Urban Outfitters Halts Sale of Controversial T-Shirt

Jan 6, 2014 3:58pm
ht urban outfitters depression tee 2 sr 140116 16x9 608 Urban Outfitters Halts Sale of Controversial T Shirt

Urban Outfitters removed this shirt from their website after an online backlash.

For the second time in less than a month, Urban Outfitters has stopped selling a piece of clothing that has triggered a backlash on social media.

The latest fashion faux pas is a T-shirt for women with “depression” written all over it.

The shirt prompted anger on Twitter.

 

Many commenters are comparing the shirt to a women’s V-neck with the words “Eat Less” Urban Outfitters sold  in 2010.

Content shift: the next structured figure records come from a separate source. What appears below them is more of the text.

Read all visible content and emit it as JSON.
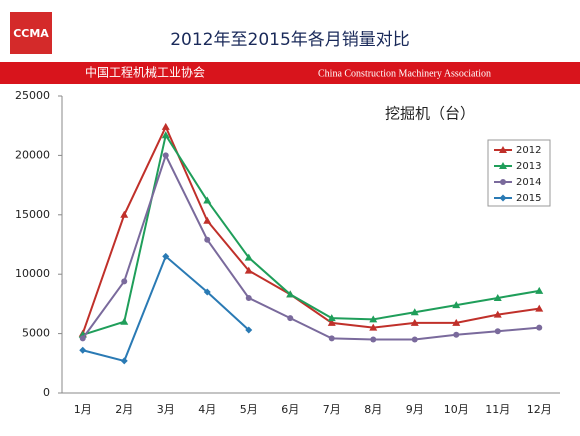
{
  "header": {
    "logo": "CCMA",
    "title": "2012年至2015年各月销量对比",
    "org_cn": "中国工程机械工业协会",
    "org_en": "China Construction Machinery Association"
  },
  "chart_data": {
    "type": "line",
    "annotation": "挖掘机（台）",
    "categories": [
      "1月",
      "2月",
      "3月",
      "4月",
      "5月",
      "6月",
      "7月",
      "8月",
      "9月",
      "10月",
      "11月",
      "12月"
    ],
    "ylim": [
      0,
      25000
    ],
    "yticks": [
      0,
      5000,
      10000,
      15000,
      20000,
      25000
    ],
    "grid": false,
    "legend": "right",
    "series": [
      {
        "name": "2012",
        "color": "#c0302a",
        "marker": "triangle",
        "values": [
          5000,
          15000,
          22400,
          14500,
          10300,
          8300,
          5900,
          5500,
          5900,
          5900,
          6600,
          7100
        ]
      },
      {
        "name": "2013",
        "color": "#1f9e5a",
        "marker": "triangle",
        "values": [
          4900,
          6000,
          21700,
          16200,
          11400,
          8300,
          6300,
          6200,
          6800,
          7400,
          8000,
          8600
        ]
      },
      {
        "name": "2014",
        "color": "#7a6a9c",
        "marker": "circle",
        "values": [
          4600,
          9400,
          20000,
          12900,
          8000,
          6300,
          4600,
          4500,
          4500,
          4900,
          5200,
          5500
        ]
      },
      {
        "name": "2015",
        "color": "#2a7ab4",
        "marker": "diamond",
        "values": [
          3600,
          2700,
          11500,
          8500,
          5300,
          null,
          null,
          null,
          null,
          null,
          null,
          null
        ]
      }
    ]
  }
}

The company responded over the weekend by halting sales of the shirt, which was only sold online, and went on social media to apologize for the shirt.

The depression shirt was created by a small Singaporean clothing line named “Depression.”

“I was shocked that after one T-shirt people jumped to this conclusion,” Kenny Lim, co-founder of Depression told ABC News. “We make happy clothes,” he said.

Lim, 37, and his business partner Andrew Loh came up with the name of the company after they left unhappy jobs in advertising to start the clothing venture.

“I got very depressed at work,” Lim told ABC News. “The clothing line is a reminder that we can be happy every day when we go to work.”

Lim said the shirt was simply their logo printed on the T-shirt. He said he’s never gotten this kind of reaction since starting the company in 2006.

“I just think we are being misunderstood,” Lim said. “I just want the focus to be on the brand.”

Lim said the shirt was designed 6 or 8 months ago for men and it sold out in Singapore. Urban Outfitters then approached Depression about making a women’s cut off tee.

When asked if his company will continue production on shirts like this, Lim said “I think it’s best we don’t make it anymore.”